Dr. Ida P. Rolf, the founder of Structural Integration work, was known by her students and associates to have a sharp mind and tongue. She had an  insatiable scientific curiosity and a gift for putting sometimes complex ideas into concise phrases.  My teachers frequently used  three of her aphorisms  to remind us of the basic principles of Structural Integration. Here we will look at the first of them.

“Where you think it is, it ain’t.”

         Dr. Rolf developed her work by focusing on the tough fibrous web which holds all the bits and pieces of the body into a cohesive bundle. It is called the myofascial system. Next to water, fascia, also known as connective tissue, is the most abundant substance found in the body. It forms a living matrix which is continuous throughout the  body giving it form, strength, and flexibility.
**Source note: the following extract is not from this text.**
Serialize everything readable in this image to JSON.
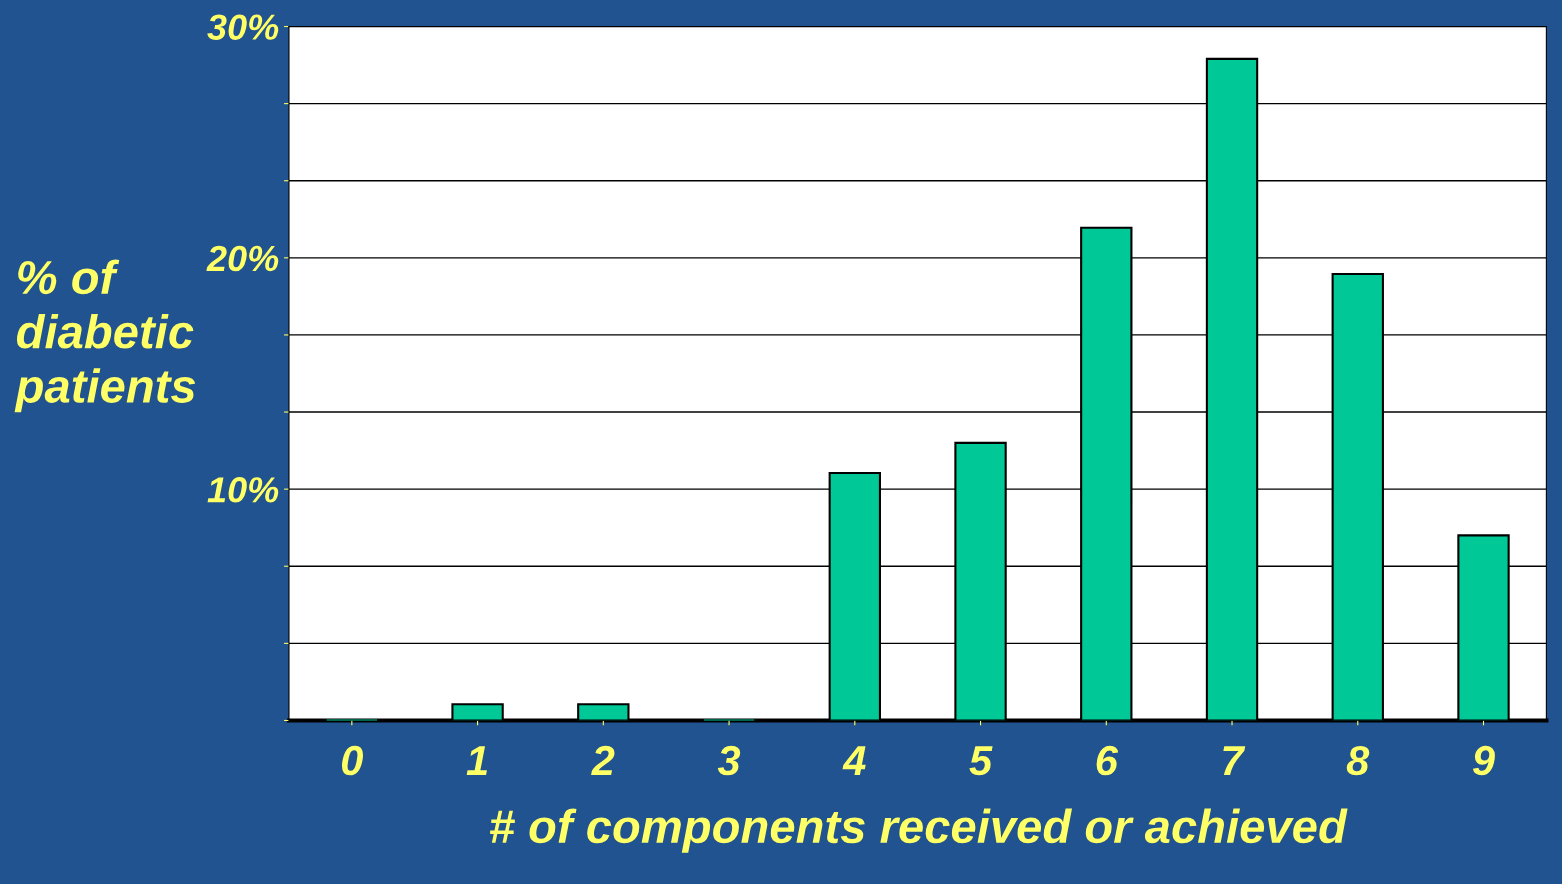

Extending to the cellular level, it is connective tissue which forms the cell walls and holds the cells together. Each muscle fibre is encased in a sheath of fascia in which its contraction takes place. The bony skeleton acts as a spacer within the system. It provides points of attachment for  specialized  fascia such as tendons and ligaments.  Fascia  determines the placement  and alignment of the bones. Plastic in nature, manipulation of fascia by the application of pressure can change the alignment of the bones in the skeleton. Dr. Rolf saw the body as a balanced structure organized around a vertical line,  supported by gravity. The integrity of the structure is maintained by balanced tensions within the myofascial system.
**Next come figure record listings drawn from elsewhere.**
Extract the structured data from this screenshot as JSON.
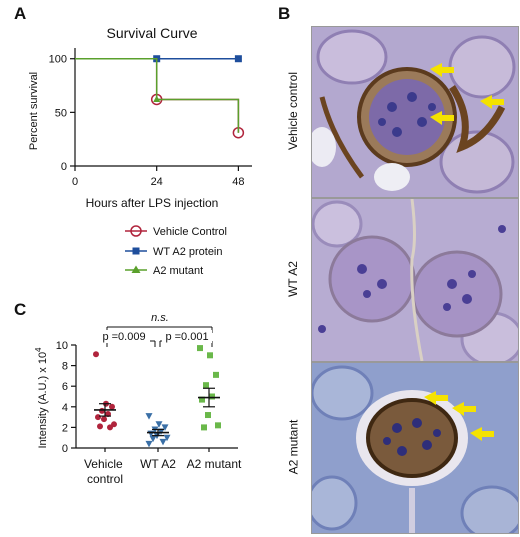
{
  "panels": {
    "a": "A",
    "b": "B",
    "c": "C"
  },
  "chart_data": [
    {
      "type": "line",
      "step": true,
      "title": "Survival Curve",
      "xlabel": "Hours after LPS injection",
      "ylabel": "Percent survival",
      "xlim": [
        0,
        52
      ],
      "ylim": [
        0,
        110
      ],
      "xticks": [
        0,
        24,
        48
      ],
      "yticks": [
        0,
        50,
        100
      ],
      "series": [
        {
          "name": "Vehicle Control",
          "color": "#b0243c",
          "marker": "open-circle",
          "x": [
            0,
            24,
            48
          ],
          "y": [
            100,
            62,
            31
          ],
          "censor_x": [
            24,
            48
          ],
          "censor_y": [
            62,
            31
          ]
        },
        {
          "name": "WT A2 protein",
          "color": "#1e4e9c",
          "marker": "square",
          "x": [
            0,
            24,
            48
          ],
          "y": [
            100,
            100,
            100
          ],
          "censor_x": [
            24,
            48
          ],
          "censor_y": [
            100,
            100
          ]
        },
        {
          "name": "A2 mutant",
          "color": "#5aa02c",
          "marker": "triangle",
          "x": [
            0,
            24,
            48
          ],
          "y": [
            100,
            62,
            31
          ],
          "censor_x": [
            24
          ],
          "censor_y": [
            62
          ]
        }
      ]
    },
    {
      "type": "scatter",
      "xlabel": "",
      "ylabel_main": "Intensity (A.U.) x 10",
      "ylabel_sup": "4",
      "ylim": [
        0,
        10
      ],
      "yticks": [
        0,
        2,
        4,
        6,
        8,
        10
      ],
      "categories": [
        "Vehicle control",
        "WT A2",
        "A2 mutant"
      ],
      "category_lines": [
        [
          "Vehicle",
          "control"
        ],
        [
          "WT A2"
        ],
        [
          "A2 mutant"
        ]
      ],
      "series": [
        {
          "name": "Vehicle control",
          "color": "#b0243c",
          "marker": "circle",
          "values": [
            9.1,
            4.3,
            4.0,
            3.6,
            3.3,
            3.0,
            2.8,
            2.3,
            2.1,
            2.0
          ],
          "mean": 3.7,
          "sem": 0.6
        },
        {
          "name": "WT A2",
          "color": "#3a6fa6",
          "marker": "triangle-down",
          "values": [
            3.1,
            2.3,
            2.0,
            1.8,
            1.6,
            1.4,
            1.2,
            1.0,
            0.9,
            0.6,
            0.4
          ],
          "mean": 1.5,
          "sem": 0.3
        },
        {
          "name": "A2 mutant",
          "color": "#6ab84a",
          "marker": "square",
          "values": [
            9.7,
            9.0,
            7.1,
            6.1,
            5.0,
            4.7,
            3.2,
            2.2,
            2.0
          ],
          "mean": 4.9,
          "sem": 0.9
        }
      ],
      "annotations": {
        "ns": "n.s.",
        "p1": "p =0.009",
        "p2": "p =0.001"
      }
    }
  ],
  "micrographs": [
    {
      "label": "Vehicle control",
      "arrows": 3
    },
    {
      "label": "WT A2",
      "arrows": 0
    },
    {
      "label": "A2 mutant",
      "arrows": 3
    }
  ]
}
    Fascia is the bodys memory storehouse. As we  experience life  our bodies  are subject to stress and strains which are absorbed by the fascia  sometimes causing damage to it. Damage can be caused by injury, emotional disturbance, or postural quirks.  As it repairs itself, fascia contracts and becomes thicker,  creating  scar tissue and other compensations to facilitate healing.   Loss  of range of motion in the affected area can be a side effect of the healing process.  Balance in the tensions supporting the body is changed so that  chronic pain in a part of the body far removed from the original injury may be related to it.
      An old injury to your calf  has healed, but it has affected the articulation of that knee. The bodys compensation for that change has been a rotation in the hip girdle which created an imbalance in the muscle structures of the back. The resulting strain manifests itself as a pain in your neck. No amount of treatment to the neck will alleviate the pain until length is restored to the original trauma in the calf. Where you think it is, it ain’t.